Contraction Timing as Labor Progresses
Contractions follow a predictable acceleration through the stages of labor. In early labor, they may be irregular and spaced 15 to 20 minutes apart. As active labor begins, they settle into a regular rhythm about three to five minutes apart. During the second stage of labor (pushing), contractions come every two to five minutes and last 60 to 90 seconds each.
The widely used guideline for heading to the hospital is the 5-1-1 rule: go when your contractions are 5 minutes apart, each one lasts 1 minute, and this pattern has continued consistently for at least 1 hour.
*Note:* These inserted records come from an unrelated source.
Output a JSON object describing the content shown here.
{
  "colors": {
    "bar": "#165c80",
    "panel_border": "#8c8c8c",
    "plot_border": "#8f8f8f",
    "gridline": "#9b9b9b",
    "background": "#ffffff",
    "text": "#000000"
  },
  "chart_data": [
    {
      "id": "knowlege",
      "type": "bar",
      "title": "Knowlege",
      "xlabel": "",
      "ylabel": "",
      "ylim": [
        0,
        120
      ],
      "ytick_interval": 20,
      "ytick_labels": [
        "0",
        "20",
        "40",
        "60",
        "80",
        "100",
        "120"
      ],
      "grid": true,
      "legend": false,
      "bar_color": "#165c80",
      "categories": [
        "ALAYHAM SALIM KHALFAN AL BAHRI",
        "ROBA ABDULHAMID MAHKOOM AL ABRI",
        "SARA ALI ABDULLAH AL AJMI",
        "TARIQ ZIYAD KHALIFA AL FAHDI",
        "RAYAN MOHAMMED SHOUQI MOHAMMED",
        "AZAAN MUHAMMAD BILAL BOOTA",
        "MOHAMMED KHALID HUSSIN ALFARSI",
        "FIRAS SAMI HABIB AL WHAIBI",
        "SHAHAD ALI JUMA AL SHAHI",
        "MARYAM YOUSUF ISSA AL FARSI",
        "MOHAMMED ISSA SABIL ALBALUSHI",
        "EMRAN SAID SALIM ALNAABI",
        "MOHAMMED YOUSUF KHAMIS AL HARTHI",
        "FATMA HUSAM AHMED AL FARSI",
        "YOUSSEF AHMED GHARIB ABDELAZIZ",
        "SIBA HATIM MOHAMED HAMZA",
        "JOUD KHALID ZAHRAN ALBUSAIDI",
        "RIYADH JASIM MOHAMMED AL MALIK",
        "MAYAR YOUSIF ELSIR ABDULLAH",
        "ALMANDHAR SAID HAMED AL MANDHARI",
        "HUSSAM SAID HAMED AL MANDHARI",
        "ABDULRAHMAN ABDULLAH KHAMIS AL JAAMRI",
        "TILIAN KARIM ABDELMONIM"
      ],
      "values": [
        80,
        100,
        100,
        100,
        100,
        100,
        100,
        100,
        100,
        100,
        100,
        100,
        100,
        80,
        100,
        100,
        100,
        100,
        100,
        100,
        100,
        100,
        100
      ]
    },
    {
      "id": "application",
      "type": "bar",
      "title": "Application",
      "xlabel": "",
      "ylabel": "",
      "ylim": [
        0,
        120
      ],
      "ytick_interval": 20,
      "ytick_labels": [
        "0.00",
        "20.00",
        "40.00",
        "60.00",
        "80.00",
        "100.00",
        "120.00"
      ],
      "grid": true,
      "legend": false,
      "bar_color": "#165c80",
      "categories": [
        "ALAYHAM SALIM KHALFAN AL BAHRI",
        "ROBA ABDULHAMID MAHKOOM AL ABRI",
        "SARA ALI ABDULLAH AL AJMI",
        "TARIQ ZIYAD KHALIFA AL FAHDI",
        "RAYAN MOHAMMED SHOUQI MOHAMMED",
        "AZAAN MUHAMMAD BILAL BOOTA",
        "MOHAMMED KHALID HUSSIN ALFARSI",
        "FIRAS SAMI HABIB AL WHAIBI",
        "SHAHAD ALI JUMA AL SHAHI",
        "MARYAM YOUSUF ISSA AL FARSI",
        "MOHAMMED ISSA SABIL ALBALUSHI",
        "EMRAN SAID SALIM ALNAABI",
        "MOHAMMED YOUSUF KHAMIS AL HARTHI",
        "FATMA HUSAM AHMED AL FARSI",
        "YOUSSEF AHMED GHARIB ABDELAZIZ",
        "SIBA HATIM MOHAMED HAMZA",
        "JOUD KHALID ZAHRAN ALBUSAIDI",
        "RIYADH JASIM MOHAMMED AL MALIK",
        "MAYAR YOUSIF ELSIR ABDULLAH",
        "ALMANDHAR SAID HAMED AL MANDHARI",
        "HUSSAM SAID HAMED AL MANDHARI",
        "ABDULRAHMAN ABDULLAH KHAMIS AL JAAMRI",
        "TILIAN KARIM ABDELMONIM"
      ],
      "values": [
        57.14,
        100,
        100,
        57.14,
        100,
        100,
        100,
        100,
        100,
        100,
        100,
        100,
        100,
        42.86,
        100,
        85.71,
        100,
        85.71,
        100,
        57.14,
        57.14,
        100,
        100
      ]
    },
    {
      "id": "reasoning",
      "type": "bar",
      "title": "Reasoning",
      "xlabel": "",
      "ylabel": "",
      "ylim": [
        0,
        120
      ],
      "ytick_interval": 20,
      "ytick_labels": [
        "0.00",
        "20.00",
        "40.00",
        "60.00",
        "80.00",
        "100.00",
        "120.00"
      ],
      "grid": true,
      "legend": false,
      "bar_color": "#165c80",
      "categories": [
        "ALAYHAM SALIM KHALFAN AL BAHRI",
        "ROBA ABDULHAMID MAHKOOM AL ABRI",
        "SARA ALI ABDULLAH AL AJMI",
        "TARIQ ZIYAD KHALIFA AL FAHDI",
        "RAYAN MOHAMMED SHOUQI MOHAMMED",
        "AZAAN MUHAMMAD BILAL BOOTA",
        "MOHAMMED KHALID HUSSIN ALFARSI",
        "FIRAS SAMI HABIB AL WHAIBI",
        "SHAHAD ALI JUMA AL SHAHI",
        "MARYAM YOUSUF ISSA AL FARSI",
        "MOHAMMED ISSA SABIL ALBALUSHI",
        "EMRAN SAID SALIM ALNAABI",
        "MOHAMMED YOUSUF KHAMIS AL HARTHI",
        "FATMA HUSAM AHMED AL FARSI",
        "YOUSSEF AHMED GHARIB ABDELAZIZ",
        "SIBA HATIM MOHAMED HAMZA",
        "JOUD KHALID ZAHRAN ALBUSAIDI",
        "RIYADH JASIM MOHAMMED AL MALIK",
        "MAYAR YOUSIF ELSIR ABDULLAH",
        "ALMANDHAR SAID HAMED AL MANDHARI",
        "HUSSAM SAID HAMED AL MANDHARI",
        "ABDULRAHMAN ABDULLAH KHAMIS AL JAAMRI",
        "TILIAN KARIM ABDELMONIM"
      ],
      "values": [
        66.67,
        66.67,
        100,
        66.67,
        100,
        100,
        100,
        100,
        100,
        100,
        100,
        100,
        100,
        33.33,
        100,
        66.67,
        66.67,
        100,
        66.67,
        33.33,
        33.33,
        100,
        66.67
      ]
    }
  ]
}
Some providers use a 4-1-1 variation, so it’s worth confirming with yours ahead of time.
Signs That Need Immediate Attention
Most contractions are a normal part of the process, but certain accompanying signs call for an urgent call to your provider. Contact your hospital or midwife right away if your water breaks, you have vaginal bleeding, your baby is moving less than usual, or you’re less than 37 weeks pregnant and think labor has started. Contractions lasting longer than 2 minutes or coming six or more times in a 10-minute window also warrant an immediate call, even in the middle of the night.